0
0
Agentic AIml~8 mins

Long-term memory with vector stores in Agentic AI - Model Metrics & Evaluation

Choose your learning style9 modes available
Metrics & Evaluation - Long-term memory with vector stores
Which metric matters for Long-term memory with vector stores and WHY

When using vector stores for long-term memory, the key metric is Recall. This is because we want to find all relevant past information stored as vectors when a query comes in. Missing important memories means the system forgets useful knowledge.

Another important metric is Precision, which tells us how many retrieved memories are actually relevant. High precision means fewer distractions from unrelated memories.

We also look at F1 score to balance recall and precision, ensuring the memory retrieval is both complete and accurate.

For ranking results, Mean Average Precision (MAP) or Normalized Discounted Cumulative Gain (NDCG) can measure how well the most relevant memories appear at the top.

Confusion matrix for memory retrieval
    Relevant | Irrelevant
    ---------------------------------------
    True Positive (TP) | False Positive (FP)
    ---------------------------------------
    False Negative (FN)| True Negative (TN)
    

Example: Suppose the system retrieves 8 relevant memories (TP), 2 irrelevant ones (FP), misses 3 relevant memories (FN), and correctly ignores 7 irrelevant memories (TN).

Totals: TP=8, FP=2, FN=3, TN=7, Total=20

Precision vs Recall tradeoff with examples

If the system retrieves many memories to avoid missing any (high recall), it may include irrelevant ones (low precision). This can confuse the AI with too much noise.

If it retrieves only very confident memories (high precision), it might miss some useful ones (low recall), causing the AI to forget important facts.

For example, a customer support AI using long-term memory should have high recall to remember all past issues, but also good precision to avoid irrelevant past cases.

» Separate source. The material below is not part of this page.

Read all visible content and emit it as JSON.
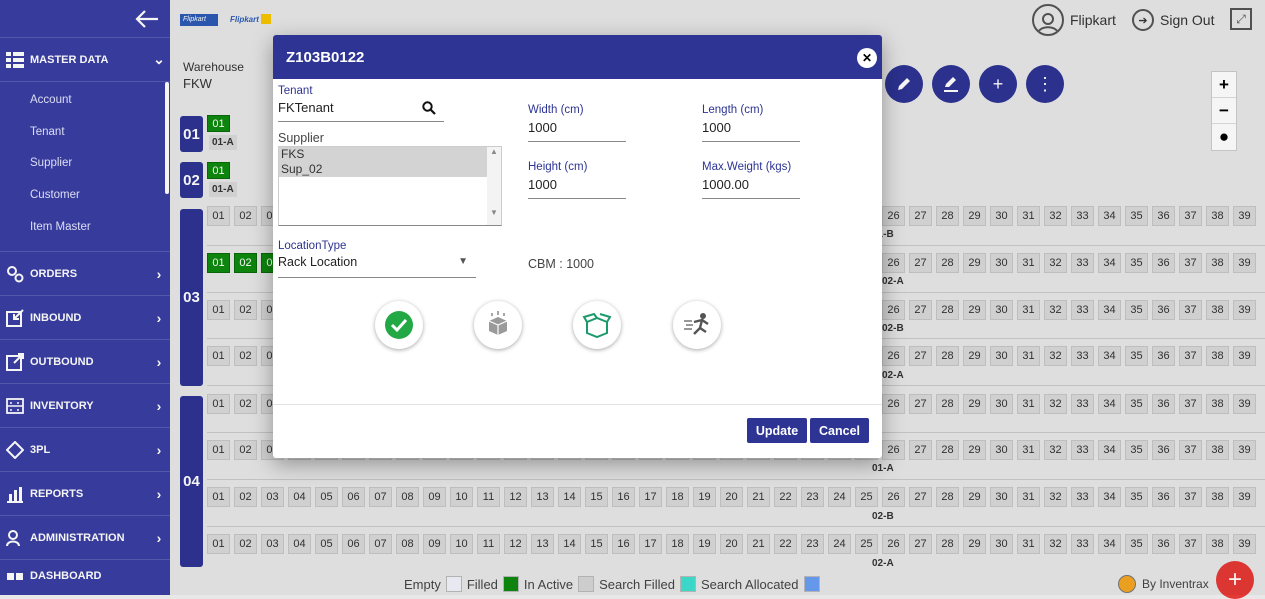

What good vs bad metric values look like

Good: Recall and precision both above 0.8 means the system finds most relevant memories and keeps irrelevant ones low.

Bad: Recall below 0.5 means many relevant memories are missed, hurting AI's knowledge. Precision below 0.5 means many irrelevant memories confuse the AI.

F1 score below 0.6 suggests poor balance, needing tuning of vector search parameters or better embeddings.

Common pitfalls in metrics for vector store memory
  • Accuracy paradox: High accuracy can be misleading if most memories are irrelevant and the system just returns few results.
  • Data leakage: If test queries are too similar to stored vectors, metrics look better than real use.
  • Overfitting: Tuning vector search too tightly on test data can reduce generalization to new queries.
  • Ignoring ranking metrics: Only counting retrieved vs missed memories misses how well top results are ordered.
Self-check question

Your long-term memory system has 98% accuracy but only 12% recall on relevant memories. Is it good for production?

Answer: No. The high accuracy is misleading because most memories are irrelevant. The very low recall means the system misses almost all relevant memories, so it forgets important information. This hurts AI performance and user experience.

Key Result
Recall is most important to ensure relevant memories are found; balance with precision to avoid noise.